Moreover, the human body produces small amounts of vitamin K2. Bacteria in the gut synthesize it.
Above all, vitamin K is important for our good health, as it’s necessary for the synthesis of proteins which clot the blood. A cut stops bleeding, partially due to vitamin K.
Also, vitamin K is involved in bone mineralization. It may help prevent fractures due to osteopenia and osteoporosis.
Some studies have linked vitamin K with higher bone mineral density, while other studies have found that vitamin K reduces the risk of fractures because it increases bone strength.
Both vitamin K1 and K2 protect from osteoporosis. According to studies, a vitamin K2 dosage of 45 mg could decrease the risk of hip fractures by 77%, while vitamin K1 dosages of 5 mg reduced clinical fractures by 50%.[6,7,8]
Hence, vitamin K2 is found in the supplements for preventing osteoporosis. Moreover, vitamin K2 isn’t present in many foods. Postmenopausal women could benefit from a supplement containing both vitamin K2 and vitamin D. Vitamin D also protects the bones!
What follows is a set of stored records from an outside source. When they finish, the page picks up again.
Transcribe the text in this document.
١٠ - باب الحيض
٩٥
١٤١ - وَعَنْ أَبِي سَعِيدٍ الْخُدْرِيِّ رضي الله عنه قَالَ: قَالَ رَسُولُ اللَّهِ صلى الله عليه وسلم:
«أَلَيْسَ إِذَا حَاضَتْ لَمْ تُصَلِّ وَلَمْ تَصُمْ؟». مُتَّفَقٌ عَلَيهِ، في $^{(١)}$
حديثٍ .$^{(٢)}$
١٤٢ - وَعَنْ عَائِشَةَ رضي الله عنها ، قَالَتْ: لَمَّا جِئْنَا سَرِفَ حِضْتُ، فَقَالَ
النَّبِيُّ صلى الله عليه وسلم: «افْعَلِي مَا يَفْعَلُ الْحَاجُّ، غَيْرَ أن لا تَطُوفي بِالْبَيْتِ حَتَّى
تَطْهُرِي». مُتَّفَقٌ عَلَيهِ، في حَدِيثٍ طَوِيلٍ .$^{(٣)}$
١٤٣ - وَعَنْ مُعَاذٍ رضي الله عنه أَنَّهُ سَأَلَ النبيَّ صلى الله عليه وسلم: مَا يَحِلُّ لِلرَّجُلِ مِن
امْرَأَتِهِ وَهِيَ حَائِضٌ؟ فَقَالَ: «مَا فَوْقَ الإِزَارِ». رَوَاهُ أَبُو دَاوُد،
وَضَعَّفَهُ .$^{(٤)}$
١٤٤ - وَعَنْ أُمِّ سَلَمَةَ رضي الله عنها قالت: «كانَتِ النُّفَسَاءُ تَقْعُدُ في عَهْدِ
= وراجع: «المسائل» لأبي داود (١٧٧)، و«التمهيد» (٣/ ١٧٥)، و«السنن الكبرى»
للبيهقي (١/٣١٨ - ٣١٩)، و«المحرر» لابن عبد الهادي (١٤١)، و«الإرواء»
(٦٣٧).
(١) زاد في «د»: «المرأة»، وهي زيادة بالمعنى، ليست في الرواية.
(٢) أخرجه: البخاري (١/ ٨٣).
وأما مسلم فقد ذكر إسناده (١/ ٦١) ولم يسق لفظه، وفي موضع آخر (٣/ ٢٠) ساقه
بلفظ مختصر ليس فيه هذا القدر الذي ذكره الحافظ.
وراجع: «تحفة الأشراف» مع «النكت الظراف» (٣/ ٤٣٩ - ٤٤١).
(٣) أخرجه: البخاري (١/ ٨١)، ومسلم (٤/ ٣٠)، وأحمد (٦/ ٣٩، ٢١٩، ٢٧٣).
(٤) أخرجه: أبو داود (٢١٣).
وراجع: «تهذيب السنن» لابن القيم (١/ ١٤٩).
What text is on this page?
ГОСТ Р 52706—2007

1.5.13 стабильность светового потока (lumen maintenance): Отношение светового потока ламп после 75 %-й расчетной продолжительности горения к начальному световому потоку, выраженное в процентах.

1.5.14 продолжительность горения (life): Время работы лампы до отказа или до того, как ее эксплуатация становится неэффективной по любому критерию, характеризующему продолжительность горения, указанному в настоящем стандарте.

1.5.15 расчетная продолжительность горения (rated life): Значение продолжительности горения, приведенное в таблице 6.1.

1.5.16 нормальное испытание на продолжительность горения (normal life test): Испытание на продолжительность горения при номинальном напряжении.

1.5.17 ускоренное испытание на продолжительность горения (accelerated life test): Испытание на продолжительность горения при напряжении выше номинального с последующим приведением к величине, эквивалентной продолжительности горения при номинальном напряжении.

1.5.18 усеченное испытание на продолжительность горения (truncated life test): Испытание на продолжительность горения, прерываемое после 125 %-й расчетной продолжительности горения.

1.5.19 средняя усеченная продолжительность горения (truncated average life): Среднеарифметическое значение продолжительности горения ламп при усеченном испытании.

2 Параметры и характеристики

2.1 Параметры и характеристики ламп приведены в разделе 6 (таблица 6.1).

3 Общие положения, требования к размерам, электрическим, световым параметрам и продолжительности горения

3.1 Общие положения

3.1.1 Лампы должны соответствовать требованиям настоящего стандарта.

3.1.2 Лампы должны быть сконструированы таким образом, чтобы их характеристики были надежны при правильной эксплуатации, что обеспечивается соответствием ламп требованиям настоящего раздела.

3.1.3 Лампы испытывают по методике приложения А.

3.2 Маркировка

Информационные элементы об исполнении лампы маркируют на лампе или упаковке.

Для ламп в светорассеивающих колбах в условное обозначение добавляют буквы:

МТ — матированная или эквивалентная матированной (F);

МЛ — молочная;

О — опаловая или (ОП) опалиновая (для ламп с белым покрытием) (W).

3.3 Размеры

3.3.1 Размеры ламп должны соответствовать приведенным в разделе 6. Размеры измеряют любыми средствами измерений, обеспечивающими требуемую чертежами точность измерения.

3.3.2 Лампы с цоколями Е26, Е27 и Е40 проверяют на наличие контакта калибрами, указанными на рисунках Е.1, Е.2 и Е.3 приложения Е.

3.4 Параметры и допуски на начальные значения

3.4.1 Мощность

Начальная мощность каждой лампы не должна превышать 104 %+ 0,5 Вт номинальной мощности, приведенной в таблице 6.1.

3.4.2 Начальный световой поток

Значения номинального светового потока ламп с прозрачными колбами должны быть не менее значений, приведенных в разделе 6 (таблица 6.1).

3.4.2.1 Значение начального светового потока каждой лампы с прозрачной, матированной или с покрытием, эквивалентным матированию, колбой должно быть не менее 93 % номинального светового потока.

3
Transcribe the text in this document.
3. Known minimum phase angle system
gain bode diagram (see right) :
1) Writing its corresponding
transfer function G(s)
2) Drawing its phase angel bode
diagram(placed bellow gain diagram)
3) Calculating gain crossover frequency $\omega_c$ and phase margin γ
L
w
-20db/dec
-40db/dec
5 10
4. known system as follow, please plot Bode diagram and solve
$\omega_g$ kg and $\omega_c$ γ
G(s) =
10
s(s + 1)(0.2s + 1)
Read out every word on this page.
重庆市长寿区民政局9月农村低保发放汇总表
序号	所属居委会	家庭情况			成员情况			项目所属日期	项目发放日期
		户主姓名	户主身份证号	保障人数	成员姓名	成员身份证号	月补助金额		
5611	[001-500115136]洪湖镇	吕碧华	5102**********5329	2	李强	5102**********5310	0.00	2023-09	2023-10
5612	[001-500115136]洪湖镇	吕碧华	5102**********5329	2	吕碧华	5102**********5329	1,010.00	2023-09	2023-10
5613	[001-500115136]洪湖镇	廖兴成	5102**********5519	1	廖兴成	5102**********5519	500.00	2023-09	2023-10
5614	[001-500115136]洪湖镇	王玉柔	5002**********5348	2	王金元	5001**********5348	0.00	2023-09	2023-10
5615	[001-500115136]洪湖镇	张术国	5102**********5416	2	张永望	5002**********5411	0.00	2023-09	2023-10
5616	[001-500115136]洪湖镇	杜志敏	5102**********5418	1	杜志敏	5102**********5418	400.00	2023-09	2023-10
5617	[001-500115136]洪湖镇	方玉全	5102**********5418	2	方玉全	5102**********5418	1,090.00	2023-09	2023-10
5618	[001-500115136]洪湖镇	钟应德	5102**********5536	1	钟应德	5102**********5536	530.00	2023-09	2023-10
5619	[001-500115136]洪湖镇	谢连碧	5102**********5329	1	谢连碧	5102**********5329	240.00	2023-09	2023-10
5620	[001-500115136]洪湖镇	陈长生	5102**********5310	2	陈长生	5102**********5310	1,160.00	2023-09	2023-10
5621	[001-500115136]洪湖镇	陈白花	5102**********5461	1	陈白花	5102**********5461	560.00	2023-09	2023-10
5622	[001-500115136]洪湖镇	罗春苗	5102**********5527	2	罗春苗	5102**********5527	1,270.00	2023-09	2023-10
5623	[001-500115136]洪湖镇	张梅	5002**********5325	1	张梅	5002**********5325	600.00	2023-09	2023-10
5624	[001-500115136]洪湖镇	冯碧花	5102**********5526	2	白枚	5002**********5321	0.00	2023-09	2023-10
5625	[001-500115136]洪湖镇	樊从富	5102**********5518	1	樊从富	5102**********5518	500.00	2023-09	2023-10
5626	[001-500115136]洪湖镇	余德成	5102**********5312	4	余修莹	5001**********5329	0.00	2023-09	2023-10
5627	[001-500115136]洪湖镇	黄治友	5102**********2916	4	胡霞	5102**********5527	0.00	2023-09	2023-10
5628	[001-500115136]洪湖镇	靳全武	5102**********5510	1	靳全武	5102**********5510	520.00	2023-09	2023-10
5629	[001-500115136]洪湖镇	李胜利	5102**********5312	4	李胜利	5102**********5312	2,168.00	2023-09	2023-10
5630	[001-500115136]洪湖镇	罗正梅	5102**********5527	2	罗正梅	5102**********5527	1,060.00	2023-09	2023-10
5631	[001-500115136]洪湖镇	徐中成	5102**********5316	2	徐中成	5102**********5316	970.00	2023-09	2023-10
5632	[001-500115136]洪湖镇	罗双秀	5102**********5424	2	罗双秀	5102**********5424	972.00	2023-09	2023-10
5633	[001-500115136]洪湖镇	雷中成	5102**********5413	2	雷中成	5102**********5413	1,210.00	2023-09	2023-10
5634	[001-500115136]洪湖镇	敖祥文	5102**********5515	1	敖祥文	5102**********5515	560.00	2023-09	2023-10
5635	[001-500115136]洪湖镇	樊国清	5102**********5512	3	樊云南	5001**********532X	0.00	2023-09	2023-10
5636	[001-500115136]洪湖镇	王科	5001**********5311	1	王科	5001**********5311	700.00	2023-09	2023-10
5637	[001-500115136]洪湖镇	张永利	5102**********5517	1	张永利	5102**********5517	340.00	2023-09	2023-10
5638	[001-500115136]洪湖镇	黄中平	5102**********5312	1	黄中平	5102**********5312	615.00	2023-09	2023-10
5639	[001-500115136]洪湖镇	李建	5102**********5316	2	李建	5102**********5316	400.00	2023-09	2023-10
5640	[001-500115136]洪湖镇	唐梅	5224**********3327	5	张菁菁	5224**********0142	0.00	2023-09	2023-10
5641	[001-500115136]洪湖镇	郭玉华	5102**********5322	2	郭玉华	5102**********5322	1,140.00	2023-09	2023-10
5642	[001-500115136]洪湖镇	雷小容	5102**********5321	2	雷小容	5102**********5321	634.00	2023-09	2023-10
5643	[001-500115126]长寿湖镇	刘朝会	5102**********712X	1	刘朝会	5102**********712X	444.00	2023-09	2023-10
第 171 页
Moreover, vitamin K may reduce the risk of coronary artery disease and all-cause mortality! Vascular calcification is a key risk factor for coronary heart disease. It reduces aortic and arterial elasticity. Vitamin K prevents vascular calcification.
Certainly, a diet rich in foods with vitamin K1 (green leafy vegetables) seems to suppress arterial calcifications and reduce the risk of cardiovascular events. But, getting high doses of both vitamin K1 and K2 is more effective for preventing and reversing arterial calcifications.
Furthermore, vitamin K seems to improve insulin sensitivity. Thus, it may prevent the development of diabetes and obesity. So, people who want to lose weight and people with diabetes should benefit from the regular consumption of green leafy vegetables.